Jake Jinkun Chen, a professor of periodontology, explores diabetes, cancer, bone development, and Alzheimer's
Jake Jinkun Chen, DI09, investigates the connections between health problems that affect our mouths and those that affect our whole bodies: for example, the connections between diabetes and gum disease. A professor of periodontology and director of the Division of Oral Biology at Tufts University School of Dental Medicine, he leads a team that has studied subjects as diverse as bone development, Alzheimer’s, and cancer—and, in recent years, has received more than $12 million in grants to do so. One of his current goals is to develop a drug to treat diabetic bone disease (DBD).

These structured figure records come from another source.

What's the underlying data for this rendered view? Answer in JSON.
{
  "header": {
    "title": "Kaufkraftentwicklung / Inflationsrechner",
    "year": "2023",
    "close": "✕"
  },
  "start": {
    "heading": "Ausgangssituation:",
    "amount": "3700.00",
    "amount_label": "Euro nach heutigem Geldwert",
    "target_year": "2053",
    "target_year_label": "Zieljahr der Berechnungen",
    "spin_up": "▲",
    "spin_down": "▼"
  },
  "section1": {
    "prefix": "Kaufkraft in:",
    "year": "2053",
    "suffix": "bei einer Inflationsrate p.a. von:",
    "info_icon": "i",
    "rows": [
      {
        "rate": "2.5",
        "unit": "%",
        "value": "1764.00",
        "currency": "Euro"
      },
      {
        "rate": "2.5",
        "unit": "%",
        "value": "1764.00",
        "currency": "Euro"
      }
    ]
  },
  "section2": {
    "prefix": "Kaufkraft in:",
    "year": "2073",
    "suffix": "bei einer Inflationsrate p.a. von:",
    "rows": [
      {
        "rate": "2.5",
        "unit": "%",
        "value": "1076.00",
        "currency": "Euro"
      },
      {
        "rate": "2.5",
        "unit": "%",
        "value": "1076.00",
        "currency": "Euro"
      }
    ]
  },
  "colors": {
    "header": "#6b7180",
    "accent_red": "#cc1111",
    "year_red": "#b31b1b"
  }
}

In recent years, Chen’s work has focused on diabetes-associated periodontitis, a severe gum infection that can lead to loss of teeth and other health issues. Periodontitis is difficult to treat in patients with Type 2 diabetes, which can cause inflammation throughout the body, including the gums. But there may be a solution: adiponectin. This hormone secreted by fatty tissue has multiple functions in treating periodontal disease. Chen’s team synthesized a substance they named AdipoAI (for adipo-anti-inflammation), which has similar but much stronger anti-inflammatory properties than adiponectin and could help treat inflammatory diseases. Chen plans to apply for a clinical trial to use AdipoAI to study the treatment of Type 2 diabetes, Alzheimer’s disease, and diabetes-associated periodontitis.
An Alzheimer’s Connection
Diabetes is just one of many diseases that can be linked to gum and bone infections. In a recently published paper, Chen’s team and collaborators detail how a specific periodontal pathogen can accelerate the development of Alzheimer’s. Chen hopes to pursue further research in this area with the support of a National Institutes of Health grant.
One Man’s Trash
In other ongoing research, Chen’s team has studied microRNA, a type of molecule that regulates the production of proteins in cells. For years, researchers thought of microRNAs as “garbage genes,” Chen said, but his team found otherwise. “Nature is very economical,” Chen added. “It doesn’t produce useless things. We found the noncoding RNAs play a very important role in biology and human diseases.” Chen’s team identified specific long noncoding RNA (lncRNA) that could be used to treat atherosclerosis—hardening of the arteries—periodontitis, diabetes, and cancer. “This lncRNA has a great potential in drug development,” Chen said. His team also identified another specific noncoding RNA that has a strong effect on bone formation and regeneration. The research established that it could be used to help regenerate bone tissue lost due to conditions such as cancer, tumors, and genetic diseases.